World Steel Association
- Abbreviation: worldsteel
- Formation: 10 July 1967
- Type: Industry trade group
- Headquarters: Brussels, Belgium
- Location: Brussels;
- Key people: Chairman 2025-2026: Uğur DALBELER, Çolakoğlu Metalurji A.Ş. Vice Chair 2025-2026: Thachat Viswanath NARENDRAN, Tata Steel Abdulqader ALMUBARAK, Saudi Iron and Steel Company (Hadeed) Treasurer 2025-2026: Mark VASSELLA, BlueScope Steel Limited
- Website: www.worldsteel.org

= World Steel Association =

International trade body

World Steel Association, abbreviated as worldsteel, is the international industry association for the iron and steel sector. The association is one of the largest and most dynamic industry associations in the world, with members in every major steel-producing country. worldsteel represents steel producers, national and regional steel industry associations, and steel research institutes. Members represent around 85% of global steel production.

It is a non-profit organisation with its headquarters in Brussels, Belgium and a second office in Beijing, China, whose purpose is to promote steel and the steel industry to customers, the industry, media and the general public.

==Membership==

Regular members consist of companies that have actual raw steel production, including steel alloys and stainless steel, and operate as independent commercial enterprises. State-controlled companies must be free to make their own economic and investment decisions and operate in a market-based economy.

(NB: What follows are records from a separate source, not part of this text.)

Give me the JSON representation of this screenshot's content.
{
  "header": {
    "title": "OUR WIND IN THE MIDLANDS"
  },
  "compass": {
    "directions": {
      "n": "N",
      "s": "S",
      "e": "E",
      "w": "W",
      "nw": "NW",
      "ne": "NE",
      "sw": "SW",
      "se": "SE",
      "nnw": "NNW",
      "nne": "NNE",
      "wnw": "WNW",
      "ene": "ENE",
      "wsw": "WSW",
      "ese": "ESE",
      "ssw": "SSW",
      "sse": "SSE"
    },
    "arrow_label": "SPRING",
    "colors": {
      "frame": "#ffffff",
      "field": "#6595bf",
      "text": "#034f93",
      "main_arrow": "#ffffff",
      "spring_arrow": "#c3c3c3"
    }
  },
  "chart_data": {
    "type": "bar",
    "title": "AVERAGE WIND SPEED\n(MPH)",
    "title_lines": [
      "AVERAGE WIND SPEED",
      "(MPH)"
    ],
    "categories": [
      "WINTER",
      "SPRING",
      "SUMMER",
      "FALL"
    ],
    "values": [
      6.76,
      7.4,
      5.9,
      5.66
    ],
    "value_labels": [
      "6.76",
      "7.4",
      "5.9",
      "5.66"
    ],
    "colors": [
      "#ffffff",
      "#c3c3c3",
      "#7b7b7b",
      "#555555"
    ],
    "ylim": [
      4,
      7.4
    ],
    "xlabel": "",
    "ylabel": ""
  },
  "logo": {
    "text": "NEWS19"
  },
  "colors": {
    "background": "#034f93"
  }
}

Affiliated members consist of associations or federations of steel producers and any technical society or institute concerned with matters affecting the steel industry.

==Areas of activity==

The World Steel Association's key areas of activity include:

Safety and health:

The World Steel Association promotes a policy that ensures zero harm to any employee or contractor of the steel industry. The aim is to achieve an accident-free workplace across the industry.

Climate Action:

The World Steel Association has developed a global approach to tackle climate change. The World Steel Association has a policy paper on climate change and the production of iron and steel.

Economics:

The association publishes monthly production statistics and two annual statistical publications: the Steel Statistical Yearbook and World Steel in Figures. Information on future trends is published twice a year, in the form of a short range outlook for steel demand.

Sustainability:

The association and its member companies have formulated a policy on sustainable development to measure the industry's economic, environmental and social performance. The World Steel Association publishes a sustainability report every year.

Automotive:

The World Auto Steel programme stimulates innovation and the use of steel in the automotive sector.

Technology:

Modern steelmaking relies on advanced technologies. worldsteel plays an important role in benchmarking best practices, helping its members improve their businesses. Representatives from member companies meet regularly to exchange information on technological, manufacturing and operational performance.

==History==

The World Steel Association was founded as the International Iron and Steel Institute (IISI) in Brussels, Belgium on 10 July 1967. IISI opened a second office in Beijing, China, in April, 2006. The organisation changed its name to World Steel Association in October 2008.